The system load for 539 txintrs/sec and 240 kpps is much larger.  It
is about 45% (up from 25% in RELENG_4 :-().

[Context almost lost to top posting.]

>>>> On 4/19/2005 1:32 PM, Eivind Hestnes wrote:
>>>>
>>>>> I have an Intel Pro 1000 MT (PWLA8490MT) NIC (em(4) driver 1.7.35)
>>>>> installed
>>>>> in a Pentium III 500 Mhz with 512 MB RAM (100 Mhz) running FreeBSD
>>>>> 5.4-RC3.
>>>>> The machine is routing traffic between multiple VLANs. Recently I did a
>>>>> benchmark with/without device polling enabled. Without device
>>>>> polling I was
>>>>> able to transfer roughly 180 Mbit/s. The router however was
>>>>> suffering when
>>>>> doing this benchmark. Interrupt load was peaking 100% - overall the
>>>>> system
>>>>> itself was quite unusable (_very_ high system load).

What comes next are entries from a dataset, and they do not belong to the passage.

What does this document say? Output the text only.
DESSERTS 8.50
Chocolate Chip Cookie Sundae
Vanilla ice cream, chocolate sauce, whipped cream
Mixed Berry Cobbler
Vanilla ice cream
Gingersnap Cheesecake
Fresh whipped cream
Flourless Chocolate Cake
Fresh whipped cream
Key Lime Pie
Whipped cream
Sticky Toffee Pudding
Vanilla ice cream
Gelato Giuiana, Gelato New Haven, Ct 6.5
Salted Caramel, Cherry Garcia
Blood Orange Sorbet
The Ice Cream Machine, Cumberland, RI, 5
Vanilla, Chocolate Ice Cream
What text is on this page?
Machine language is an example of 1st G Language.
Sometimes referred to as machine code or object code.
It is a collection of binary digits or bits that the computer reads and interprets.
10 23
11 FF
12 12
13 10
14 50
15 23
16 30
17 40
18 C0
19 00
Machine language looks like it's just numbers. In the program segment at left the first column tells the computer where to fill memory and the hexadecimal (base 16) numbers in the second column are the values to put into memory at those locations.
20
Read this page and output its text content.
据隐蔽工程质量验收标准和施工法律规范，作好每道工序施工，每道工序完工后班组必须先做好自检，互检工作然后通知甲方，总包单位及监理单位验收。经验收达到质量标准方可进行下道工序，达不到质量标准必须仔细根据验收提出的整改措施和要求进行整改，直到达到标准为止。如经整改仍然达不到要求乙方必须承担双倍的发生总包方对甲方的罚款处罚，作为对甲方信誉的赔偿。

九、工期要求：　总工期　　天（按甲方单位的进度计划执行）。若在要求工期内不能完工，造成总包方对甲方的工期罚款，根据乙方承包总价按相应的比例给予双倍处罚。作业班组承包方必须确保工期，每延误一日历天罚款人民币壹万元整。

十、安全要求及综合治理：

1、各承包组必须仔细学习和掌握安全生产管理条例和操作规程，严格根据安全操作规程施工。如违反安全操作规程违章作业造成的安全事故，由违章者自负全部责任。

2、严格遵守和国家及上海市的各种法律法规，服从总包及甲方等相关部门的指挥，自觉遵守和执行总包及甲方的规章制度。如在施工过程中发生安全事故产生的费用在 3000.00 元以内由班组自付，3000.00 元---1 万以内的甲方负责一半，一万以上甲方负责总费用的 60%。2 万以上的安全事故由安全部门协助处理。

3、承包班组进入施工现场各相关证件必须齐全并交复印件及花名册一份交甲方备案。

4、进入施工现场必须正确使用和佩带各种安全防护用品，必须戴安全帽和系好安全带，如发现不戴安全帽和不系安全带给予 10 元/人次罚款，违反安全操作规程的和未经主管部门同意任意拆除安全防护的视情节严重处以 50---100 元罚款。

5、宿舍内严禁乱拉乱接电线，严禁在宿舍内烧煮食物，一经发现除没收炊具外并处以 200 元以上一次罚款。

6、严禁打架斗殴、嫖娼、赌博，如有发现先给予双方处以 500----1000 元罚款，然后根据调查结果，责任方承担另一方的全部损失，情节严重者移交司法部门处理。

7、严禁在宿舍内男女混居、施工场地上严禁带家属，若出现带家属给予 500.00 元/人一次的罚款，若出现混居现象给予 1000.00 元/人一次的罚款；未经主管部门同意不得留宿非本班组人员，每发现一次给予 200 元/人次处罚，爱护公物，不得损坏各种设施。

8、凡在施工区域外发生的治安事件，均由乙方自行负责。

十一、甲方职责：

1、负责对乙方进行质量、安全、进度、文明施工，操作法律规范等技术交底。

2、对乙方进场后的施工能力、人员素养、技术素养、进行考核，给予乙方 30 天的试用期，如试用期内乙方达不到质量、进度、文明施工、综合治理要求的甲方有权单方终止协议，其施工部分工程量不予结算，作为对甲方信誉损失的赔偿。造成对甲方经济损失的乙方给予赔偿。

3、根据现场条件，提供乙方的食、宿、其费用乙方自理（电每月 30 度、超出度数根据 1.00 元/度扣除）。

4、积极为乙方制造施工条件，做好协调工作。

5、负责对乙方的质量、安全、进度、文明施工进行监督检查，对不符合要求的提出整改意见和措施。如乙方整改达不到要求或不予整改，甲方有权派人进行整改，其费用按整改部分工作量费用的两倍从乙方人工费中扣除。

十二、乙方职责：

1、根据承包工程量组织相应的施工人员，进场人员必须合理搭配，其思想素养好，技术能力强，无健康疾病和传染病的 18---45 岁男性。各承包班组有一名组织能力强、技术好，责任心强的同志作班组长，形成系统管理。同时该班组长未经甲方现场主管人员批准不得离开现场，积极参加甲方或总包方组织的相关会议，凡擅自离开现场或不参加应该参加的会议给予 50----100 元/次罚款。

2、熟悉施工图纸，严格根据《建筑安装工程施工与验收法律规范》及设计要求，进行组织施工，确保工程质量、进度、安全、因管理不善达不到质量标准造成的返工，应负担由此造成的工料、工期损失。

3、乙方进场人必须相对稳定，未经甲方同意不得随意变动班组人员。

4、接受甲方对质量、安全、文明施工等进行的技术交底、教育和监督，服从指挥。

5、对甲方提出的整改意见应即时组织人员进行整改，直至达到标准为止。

I think it is CPU-bound.  My Athlon2600 (overclocked) is many times
faster than your P3/500 (5-10 times?), but it doesn't have much CPU
left over (sending 240000 5-byte udp packets per second from sk takes
60% of the CPU, and sending 53000 1500-byte udp packets per second
takes 30% of the CPU; sending tcp packets takes less CPU but goes
slower).  Apparently 2 or 3 P3/500's worth of CPU is needed just to
keep up with the transmitter (with 100% of the CPU used but no
transmission slots missed).  RELENG_4 has lower overheads so it might
need only 1 or 2 P3/500's worth of CPU to keep up.

>>>>> With device
>>>>> polling
>>>>> enabled the interrupt kept stable around 40-50% and max transfer
>>>>> rate was
>>>>> nearly 70 Mbit/s. Not very scientific tests, but it gave me a pin
>>>>> point.

I don't believe in device polling.  It's not surprising that it reduces
throughput for a device that has large enough hardware queues.  It just
lets a machine that is too slow to handle 1Gbps ethernet (at least under
FreeBSD) sort of work by not using the hardware to its full potentially.
70 Mbit/s is still bad -- it's easy to get more than that with a 100Mbps
NIC.

>>>>> eivind at core-gw:~$ sysctl -a | grep kern.polling
>>>>> ...
>>>>> kern.polling.idle_poll: 0

Setting this should increase throughput when the system is idle by taking
100% of the CPU then.  With just polling every 1 msec (from HZ = 1000),
there are the same problems as with ttcp retrying every 10-20 msec, but
scaled down by a factor of 10-20.  For my ttcp example, the transmitter
runs dry every 2.044 msec so the polling interval must be shorter than
2.044 msec, but this is with a full hardare tx queue (511 entries) on
a not very fast NIC.  If the hardware is just twice as fast or the tx
queue is just half as large of half as full, then the hardware tx queue
it will run dry when polled every 1 msec and hardware capability will be
wasted.  This problem can be reduced by increasing HZ some more, but I
don't believe in increasing it beyond 100, since only software that
does too much polling would noticed it being larger.

Bruce